How that policy gets evaluated at runtime is a separate question. Most externalized authorization setups answer it with three roles, a separation that the XACML model first described and that the OpenID AuthZEN spec has since modernized for application authorization.
The Policy Administration Point (PAP) is where policies are authored and managed. In a modern PBAC setup this looks like a Git repository, a policy authoring UI, or both, with versioning, testing, and deployment handled like any other code artifact.
The Policy Decision Point (PDP) is the engine that evaluates a request against the policies and returns a decision.
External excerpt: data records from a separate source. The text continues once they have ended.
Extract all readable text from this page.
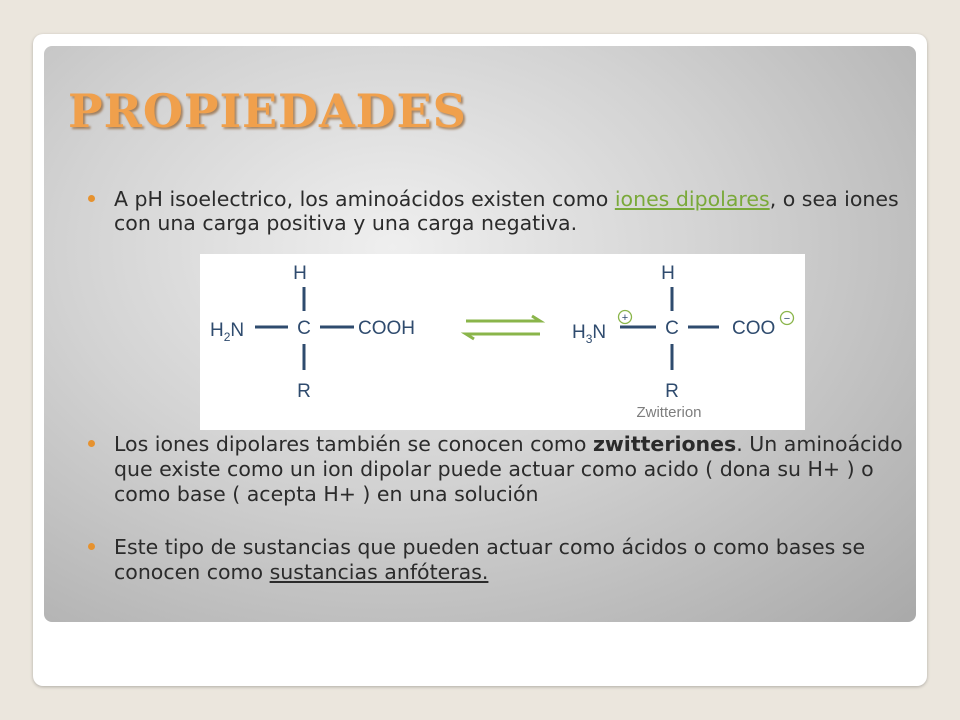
PROPIEDADES

A pH isoelectrico, los aminoácidos existen como iones dipolares, o sea iones con una carga positiva y una carga negativa.

H
$H_2N$	C COOH
R
H
$H_3N$
+ C	COO −
R
Zwitterion

Los iones dipolares también se conocen como zwitteriones. Un aminoácido que existe como un ion dipolar puede actuar como acido ( dona su H+ ) o como base ( acepta H+ ) en una solución

Este tipo de sustancias que pueden actuar como ácidos o como bases se conocen como sustancias anfóteras.
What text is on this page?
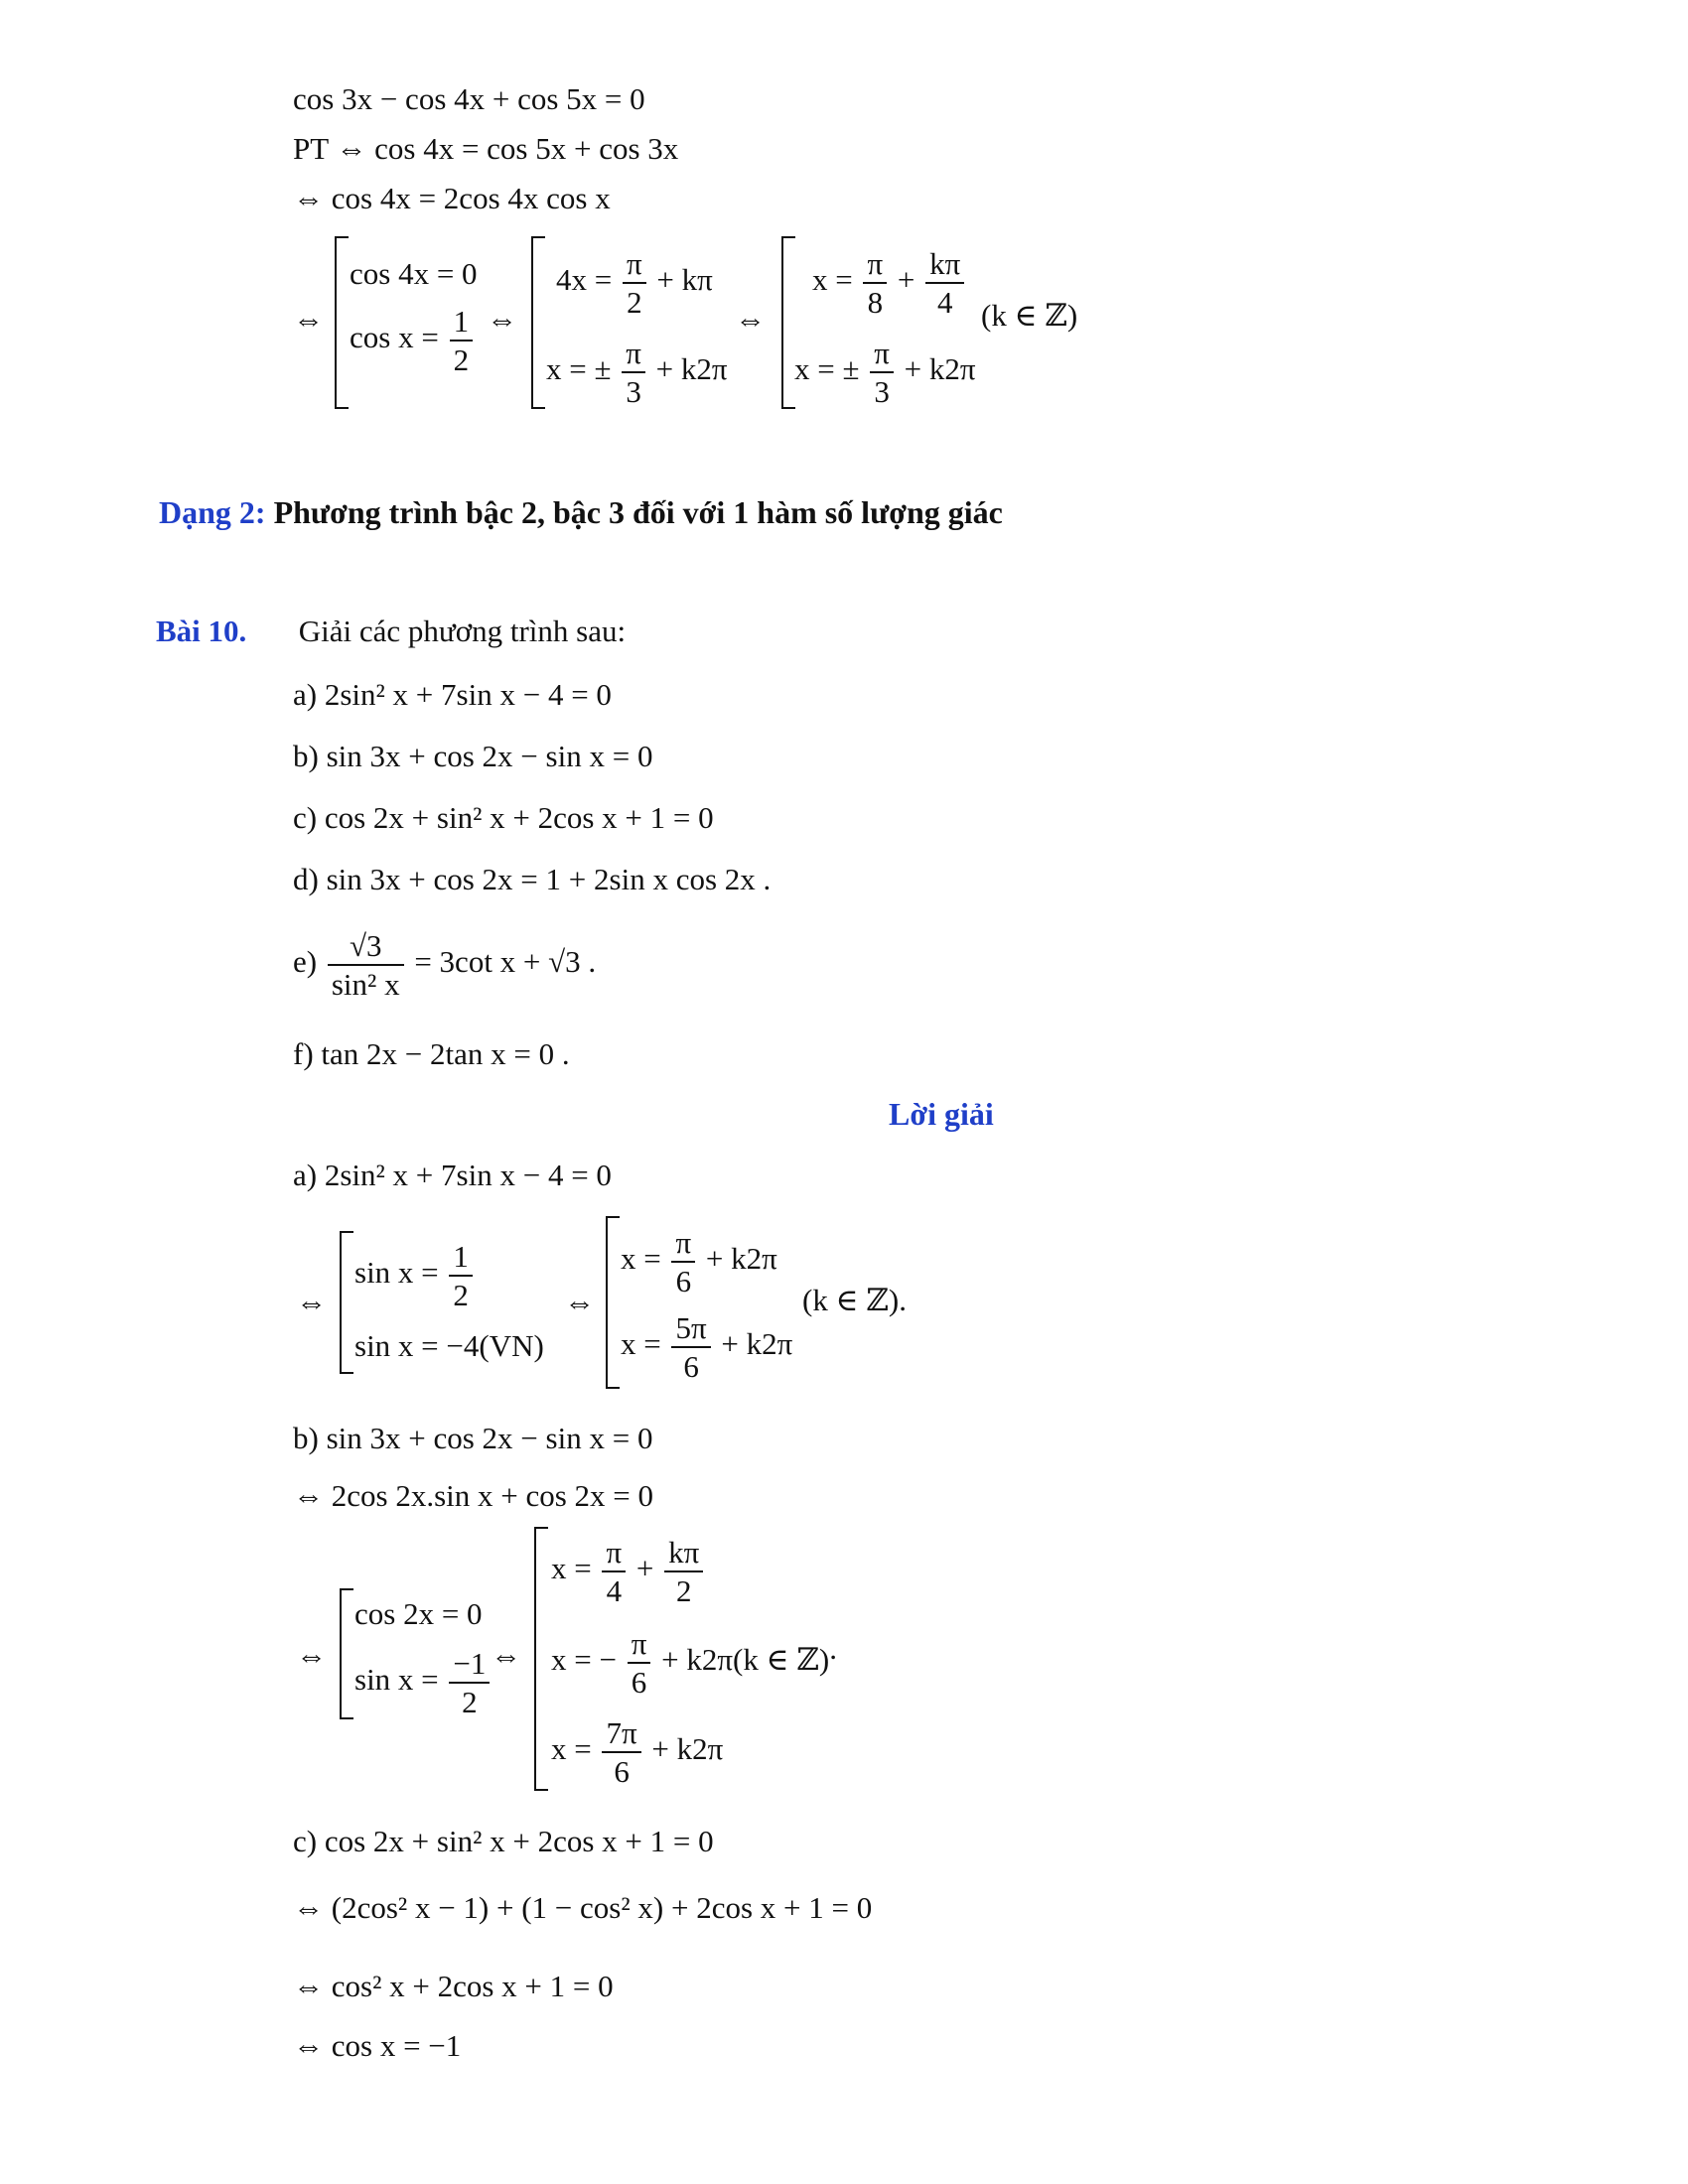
cos 3x − cos 4x + cos 5x = 0
PT ⇔ cos 4x = cos 5x + cos 3x
⇔ cos 4x = 2cos 4x cos x
⇔
cos 4x = 0
$\cos x = \frac{1}{2}$ ⇔
$4x = \frac{\pi}{2} + k\pi$
x = ± $\frac{\pi}{3} + k2\pi$
⇔
$x = \frac{\pi}{8} + \frac{k\pi}{4}$
x = ± $\frac{\pi}{3} + k2\pi$
(k ∈ ℤ)
Dạng 2: Phương trình bậc 2, bậc 3 đối với 1 hàm số lượng giác
Bài 10. Giải các phương trình sau:
a) 2sin² x + 7sin x − 4 = 0
b) sin 3x + cos 2x − sin x = 0
c) cos 2x + sin² x + 2cos x + 1 = 0
d) sin 3x + cos 2x = 1 + 2sin x cos 2x .
$e) \frac{√3}{\text{sin² x}} = 3\cot$ x + √3 .
f) tan 2x − 2tan x = 0 .
Lời giải
a) 2sin² x + 7sin x − 4 = 0
⇔
$\sin x = \frac{1}{2}$
sin x = −4(VN)
⇔
$x = \frac{\pi}{6} + k2\pi$
$x = \frac{5\pi}{6} + k2\pi$
(k ∈ ℤ).
b) sin 3x + cos 2x − sin x = 0
⇔ 2cos 2x.sin x + cos 2x = 0
⇔
cos 2x = 0
$\sin x = \frac{-1}{2}$ ⇔
$x = \frac{\pi}{4} + \frac{k\pi}{2}$
x = − $\frac{\pi}{6} + k2\pi(k$ ∈ ℤ).
$x = \frac{7\pi}{6} + k2\pi$
c) cos 2x + sin² x + 2cos x + 1 = 0
⇔ (2cos² x − 1) + (1 − cos² x) + 2cos x + 1 = 0
⇔ cos² x + 2cos x + 1 = 0
⇔ cos x = −1
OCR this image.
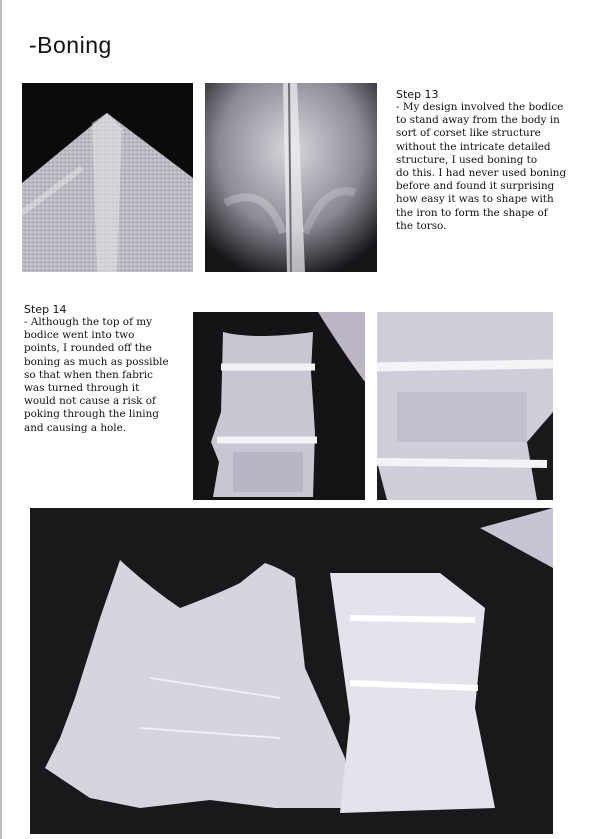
-Boning
Step 13
- My design involved the bodice
to stand away from the body in
sort of corset like structure
without the intricate detailed
structure, I used boning to
do this. I had never used boning
before and found it surprising
how easy it was to shape with
the iron to form the shape of
the torso.
Step 14
- Although the top of my
bodice went into two
points, I rounded off the
boning as much as possible
so that when then fabric
was turned through it
would not cause a risk of
poking through the lining
and causing a hole.
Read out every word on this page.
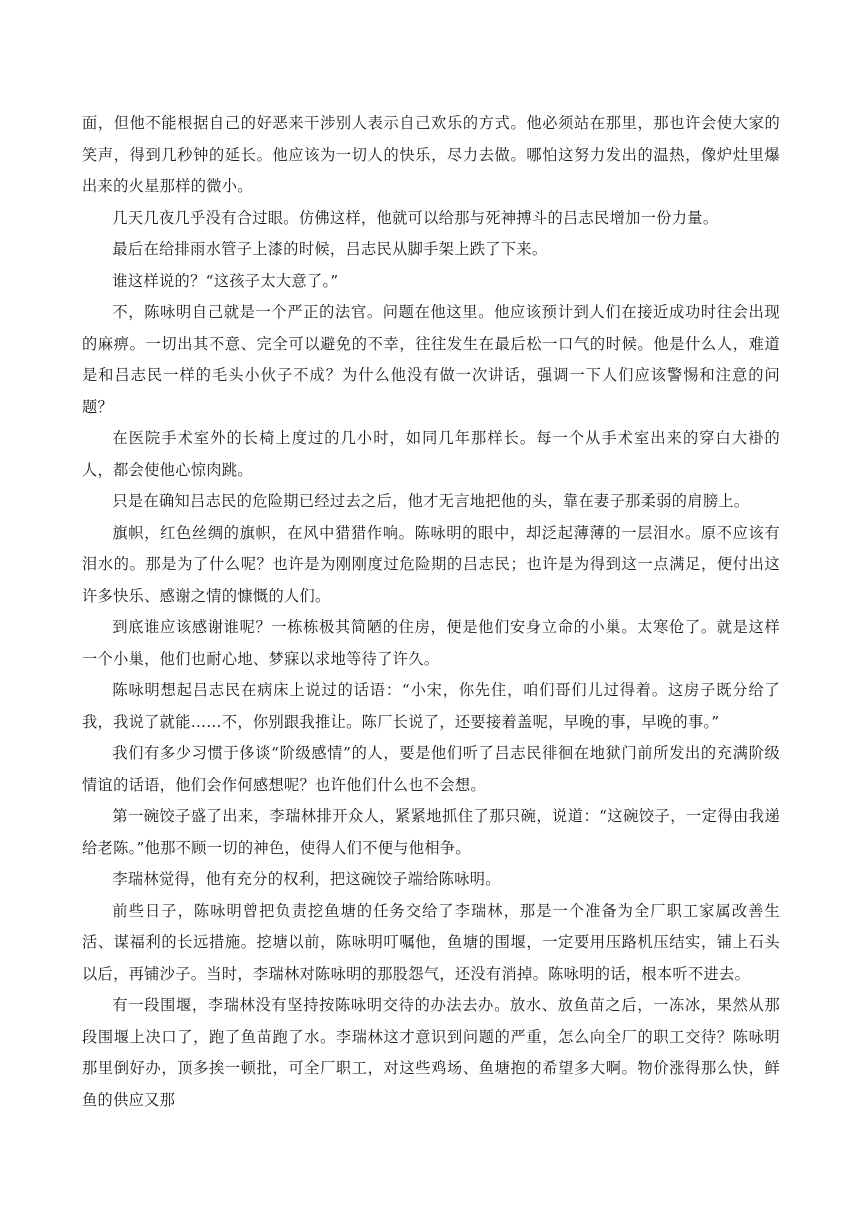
面，但他不能根据自己的好恶来干涉别人表示自己欢乐的方式。他必须站在那里，那也许会使大家的笑声，得到几秒钟的延长。他应该为一切人的快乐，尽力去做。哪怕这努力发出的温热，像炉灶里爆出来的火星那样的微小。

几天几夜几乎没有合过眼。仿佛这样，他就可以给那与死神搏斗的吕志民增加一份力量。

最后在给排雨水管子上漆的时候，吕志民从脚手架上跌了下来。

谁这样说的？“这孩子太大意了。”

不，陈咏明自己就是一个严正的法官。问题在他这里。他应该预计到人们在接近成功时往会出现的麻痹。一切出其不意、完全可以避免的不幸，往往发生在最后松一口气的时候。他是什么人，难道是和吕志民一样的毛头小伙子不成？为什么他没有做一次讲话，强调一下人们应该警惕和注意的问题？

在医院手术室外的长椅上度过的几小时，如同几年那样长。每一个从手术室出来的穿白大褂的人，都会使他心惊肉跳。

只是在确知吕志民的危险期已经过去之后，他才无言地把他的头，靠在妻子那柔弱的肩膀上。

旗帜，红色丝绸的旗帜，在风中猎猎作响。陈咏明的眼中，却泛起薄薄的一层泪水。原不应该有泪水的。那是为了什么呢？也许是为刚刚度过危险期的吕志民；也许是为得到这一点满足，便付出这许多快乐、感谢之情的慷慨的人们。

到底谁应该感谢谁呢？一栋栋极其简陋的住房，便是他们安身立命的小巢。太寒伧了。就是这样一个小巢，他们也耐心地、梦寐以求地等待了许久。

陈咏明想起吕志民在病床上说过的话语：“小宋，你先住，咱们哥们儿过得着。这房子既分给了我，我说了就能……不，你别跟我推让。陈厂长说了，还要接着盖呢，早晚的事，早晚的事。”

我们有多少习惯于侈谈“阶级感情”的人，要是他们听了吕志民徘徊在地狱门前所发出的充满阶级情谊的话语，他们会作何感想呢？也许他们什么也不会想。

第一碗饺子盛了出来，李瑞林排开众人，紧紧地抓住了那只碗，说道：“这碗饺子，一定得由我递给老陈。”他那不顾一切的神色，使得人们不便与他相争。

李瑞林觉得，他有充分的权利，把这碗饺子端给陈咏明。

前些日子，陈咏明曾把负责挖鱼塘的任务交给了李瑞林，那是一个准备为全厂职工家属改善生活、谋福利的长远措施。挖塘以前，陈咏明叮嘱他，鱼塘的围堰，一定要用压路机压结实，铺上石头以后，再铺沙子。当时，李瑞林对陈咏明的那股怨气，还没有消掉。陈咏明的话，根本听不进去。

有一段围堰，李瑞林没有坚持按陈咏明交待的办法去办。放水、放鱼苗之后，一冻冰，果然从那段围堰上决口了，跑了鱼苗跑了水。李瑞林这才意识到问题的严重，怎么向全厂的职工交待？陈咏明那里倒好办，顶多挨一顿批，可全厂职工，对这些鸡场、鱼塘抱的希望多大啊。物价涨得那么快，鲜鱼的供应又那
It receives the request context, runs it through the policy logic, and produces an allow or deny. The PDP is stateless in well-designed implementations, which is what makes it possible to scale.
The Policy Enforcement Point (PEP) sits inside the application or service. It intercepts the request, packages up the context, asks the PDP for a decision, and enforces the answer. Cerbos provides PEP SDKs for all major languages, including JavaScript, Go, Python, Java, .NET, Rust, PHP, and Ruby so the integration is a single function call.
This separation is the foundation of externalized authorization management (EAM). It moves authorization out of the application into a dedicated layer that can be tested and evolved on its own. It is not unique to PBAC, the same architecture runs role-based and attribute-based rules just as well. What PBAC adds is the policy as the thing you manage.
How to implement PBAC with Cerbos
Cerbos is a purpose-built PBAC engine. Policies are written in YAML, conditions are expressed in Google's CEL, and the Cerbos PDP evaluates them against the request context at runtime. The PDP is stateless, runs anywhere (containers, Kubernetes, edge), and handles millions of checks per second.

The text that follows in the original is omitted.